By John Geddie and Ritvik Carvalho
LONDON (Reuters) – The U.S. Federal Reserve needs solid data to maintain a monetary policy that diverges from the world’s other major developed economies, St. Louis Federal Reserve chief James Bullard said on Thursday.
Speaking to reporters on the sidelines of an event in London, Bullard added that it was “disconcerting” that market measures of inflation in the world’s largest economy had fallen despite the central bank raising interest rates twice so far this year.
“The U.S. is kind of trying to go it alone… which we can do and we certainly have done historically,” Bullard earlier told an event hosted by the Official Monetary and Financial Institutions Forum (OMFIF).
“But if you want to go it alone in this environment you have to really have data that’s coming in strong behind you and justifying what you want to do.”
Bullard, who does not currently vote in the U.S. Federal Reserve’s rate-setting committee and is more dovish than many of his peers, questioned how long the Fed could continue on its tightening path while other central banks were still keeping policy easy.
“You can go independently – I just think it’s hard in this environment with low rates around the world, negative rates in Europe and Japan… how realistic is it for the U.S. to have a (bond) yield curve that is dramatically above our foreign rivals?”
Bullard said such differentials in yields — an indication of where a country can borrow cash on financial markets — may lead to major moves in the value of the dollar relative to other currencies.
The Fed’s last policy statement flagged concern over a recent fall in the Fed’s preferred measure of inflation to 1.5 percent.

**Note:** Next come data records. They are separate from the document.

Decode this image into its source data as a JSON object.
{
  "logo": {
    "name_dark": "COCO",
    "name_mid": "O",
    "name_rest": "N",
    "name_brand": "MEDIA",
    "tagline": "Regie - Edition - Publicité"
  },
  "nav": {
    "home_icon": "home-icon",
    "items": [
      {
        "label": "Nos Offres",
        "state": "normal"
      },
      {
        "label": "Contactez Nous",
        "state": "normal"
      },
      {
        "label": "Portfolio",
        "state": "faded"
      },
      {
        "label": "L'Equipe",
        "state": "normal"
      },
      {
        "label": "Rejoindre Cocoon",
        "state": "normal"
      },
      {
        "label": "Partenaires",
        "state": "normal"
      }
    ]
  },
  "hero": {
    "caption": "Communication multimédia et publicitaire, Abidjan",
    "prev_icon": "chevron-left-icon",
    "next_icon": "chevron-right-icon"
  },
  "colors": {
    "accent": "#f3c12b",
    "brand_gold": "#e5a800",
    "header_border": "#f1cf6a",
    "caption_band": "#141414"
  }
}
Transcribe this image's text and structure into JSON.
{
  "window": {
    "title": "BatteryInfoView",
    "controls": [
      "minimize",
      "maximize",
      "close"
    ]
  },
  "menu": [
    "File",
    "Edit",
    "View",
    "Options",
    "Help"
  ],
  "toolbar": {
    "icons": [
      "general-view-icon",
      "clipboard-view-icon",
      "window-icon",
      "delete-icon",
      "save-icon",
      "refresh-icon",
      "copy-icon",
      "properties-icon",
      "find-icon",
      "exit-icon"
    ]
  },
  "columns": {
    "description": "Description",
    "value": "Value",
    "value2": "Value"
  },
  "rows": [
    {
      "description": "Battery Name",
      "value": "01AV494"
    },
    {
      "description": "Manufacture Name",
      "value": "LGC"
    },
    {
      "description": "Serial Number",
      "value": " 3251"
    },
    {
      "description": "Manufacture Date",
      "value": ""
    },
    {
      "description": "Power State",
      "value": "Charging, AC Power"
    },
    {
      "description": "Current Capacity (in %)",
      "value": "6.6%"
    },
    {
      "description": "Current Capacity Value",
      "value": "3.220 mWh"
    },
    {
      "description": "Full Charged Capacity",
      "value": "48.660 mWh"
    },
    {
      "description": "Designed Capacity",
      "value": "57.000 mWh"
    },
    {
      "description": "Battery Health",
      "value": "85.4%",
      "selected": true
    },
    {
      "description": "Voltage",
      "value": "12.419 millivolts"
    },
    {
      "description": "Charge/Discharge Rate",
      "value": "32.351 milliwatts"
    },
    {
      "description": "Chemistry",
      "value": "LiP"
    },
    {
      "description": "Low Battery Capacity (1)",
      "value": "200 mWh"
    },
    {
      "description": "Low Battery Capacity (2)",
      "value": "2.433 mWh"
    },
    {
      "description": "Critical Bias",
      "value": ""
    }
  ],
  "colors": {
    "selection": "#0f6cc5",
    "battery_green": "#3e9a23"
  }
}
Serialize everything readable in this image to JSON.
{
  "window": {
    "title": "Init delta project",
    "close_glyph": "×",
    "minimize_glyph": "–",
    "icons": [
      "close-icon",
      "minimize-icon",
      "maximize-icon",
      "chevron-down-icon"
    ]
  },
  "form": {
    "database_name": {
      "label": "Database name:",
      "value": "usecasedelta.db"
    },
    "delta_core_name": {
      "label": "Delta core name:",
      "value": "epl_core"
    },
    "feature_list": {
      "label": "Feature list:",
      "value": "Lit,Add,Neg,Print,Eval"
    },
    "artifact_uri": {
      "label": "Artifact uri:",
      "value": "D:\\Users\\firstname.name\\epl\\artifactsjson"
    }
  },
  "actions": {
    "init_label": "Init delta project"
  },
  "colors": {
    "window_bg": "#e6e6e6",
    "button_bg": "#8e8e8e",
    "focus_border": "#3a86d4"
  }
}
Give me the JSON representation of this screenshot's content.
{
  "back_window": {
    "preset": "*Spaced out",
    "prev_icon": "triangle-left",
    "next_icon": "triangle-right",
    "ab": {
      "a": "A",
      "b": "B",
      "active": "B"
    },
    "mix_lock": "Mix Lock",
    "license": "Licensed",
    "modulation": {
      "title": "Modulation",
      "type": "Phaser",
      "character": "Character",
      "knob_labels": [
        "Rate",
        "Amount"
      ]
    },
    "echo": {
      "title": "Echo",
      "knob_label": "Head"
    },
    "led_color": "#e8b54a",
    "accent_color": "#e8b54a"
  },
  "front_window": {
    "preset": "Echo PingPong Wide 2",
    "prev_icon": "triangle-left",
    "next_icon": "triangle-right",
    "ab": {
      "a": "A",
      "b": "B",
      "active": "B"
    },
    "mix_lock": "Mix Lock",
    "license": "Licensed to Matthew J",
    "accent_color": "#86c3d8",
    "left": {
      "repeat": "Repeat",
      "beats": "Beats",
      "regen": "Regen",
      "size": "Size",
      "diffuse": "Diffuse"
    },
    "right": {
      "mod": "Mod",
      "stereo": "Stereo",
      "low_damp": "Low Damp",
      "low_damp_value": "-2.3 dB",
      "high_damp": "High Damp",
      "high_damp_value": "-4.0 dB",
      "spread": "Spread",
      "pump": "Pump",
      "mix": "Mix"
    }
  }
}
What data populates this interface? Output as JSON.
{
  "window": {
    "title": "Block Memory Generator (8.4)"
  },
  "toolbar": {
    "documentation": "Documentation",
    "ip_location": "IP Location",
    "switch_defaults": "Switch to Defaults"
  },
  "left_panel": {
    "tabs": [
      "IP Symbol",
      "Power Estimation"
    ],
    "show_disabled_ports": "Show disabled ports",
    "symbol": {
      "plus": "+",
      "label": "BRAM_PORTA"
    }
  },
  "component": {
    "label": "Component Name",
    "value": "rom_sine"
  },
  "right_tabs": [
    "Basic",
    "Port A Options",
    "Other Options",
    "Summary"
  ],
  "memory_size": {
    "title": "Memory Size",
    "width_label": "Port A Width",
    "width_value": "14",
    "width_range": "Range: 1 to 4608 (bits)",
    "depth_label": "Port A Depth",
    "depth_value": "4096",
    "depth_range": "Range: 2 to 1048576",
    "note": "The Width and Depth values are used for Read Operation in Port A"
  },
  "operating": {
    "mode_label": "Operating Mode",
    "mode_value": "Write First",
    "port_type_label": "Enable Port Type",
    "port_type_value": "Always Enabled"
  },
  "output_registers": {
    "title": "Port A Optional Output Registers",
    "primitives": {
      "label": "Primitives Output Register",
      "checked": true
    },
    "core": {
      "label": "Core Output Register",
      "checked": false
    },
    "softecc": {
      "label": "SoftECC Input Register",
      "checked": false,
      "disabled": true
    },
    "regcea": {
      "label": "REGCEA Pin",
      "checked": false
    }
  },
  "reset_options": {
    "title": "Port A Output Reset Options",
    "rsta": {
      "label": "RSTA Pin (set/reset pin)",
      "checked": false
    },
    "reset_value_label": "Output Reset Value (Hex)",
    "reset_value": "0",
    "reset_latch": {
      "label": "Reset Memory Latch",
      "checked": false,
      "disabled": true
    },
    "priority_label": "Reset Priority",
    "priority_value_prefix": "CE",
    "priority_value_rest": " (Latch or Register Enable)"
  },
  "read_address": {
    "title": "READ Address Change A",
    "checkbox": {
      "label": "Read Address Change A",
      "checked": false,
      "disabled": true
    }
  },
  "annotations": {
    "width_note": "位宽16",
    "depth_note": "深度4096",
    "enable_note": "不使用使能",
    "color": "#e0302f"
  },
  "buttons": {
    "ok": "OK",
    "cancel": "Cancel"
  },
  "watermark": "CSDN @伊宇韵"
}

Fed officials have since then split between those worried the trend may persist and those who feel the Fed needs to tighten still-loose monetary policy as a precaution.
Bullard said he was concerned investors appeared to doubt the Fed’s ability to generate price growth.
“Market-based measures of inflation expectations… have come down since March and normally you would think if the Fed was tightening into good data then the inflation expectations would stay constant.
“That’s a bit disconcerting for the normalization strategy.”
Rather than hiking rates further, Bullard said the Fed’s “natural next step” should be to trim its balance sheet — a process that could take at least five years.
He added the Fed was likely to announce plans for balance sheet adjustments at its policy meeting in September, skipping its July meeting where it is not scheduled to hold a press conference.
OMFIF is an independent think tank for central banking, economic policy and public investment.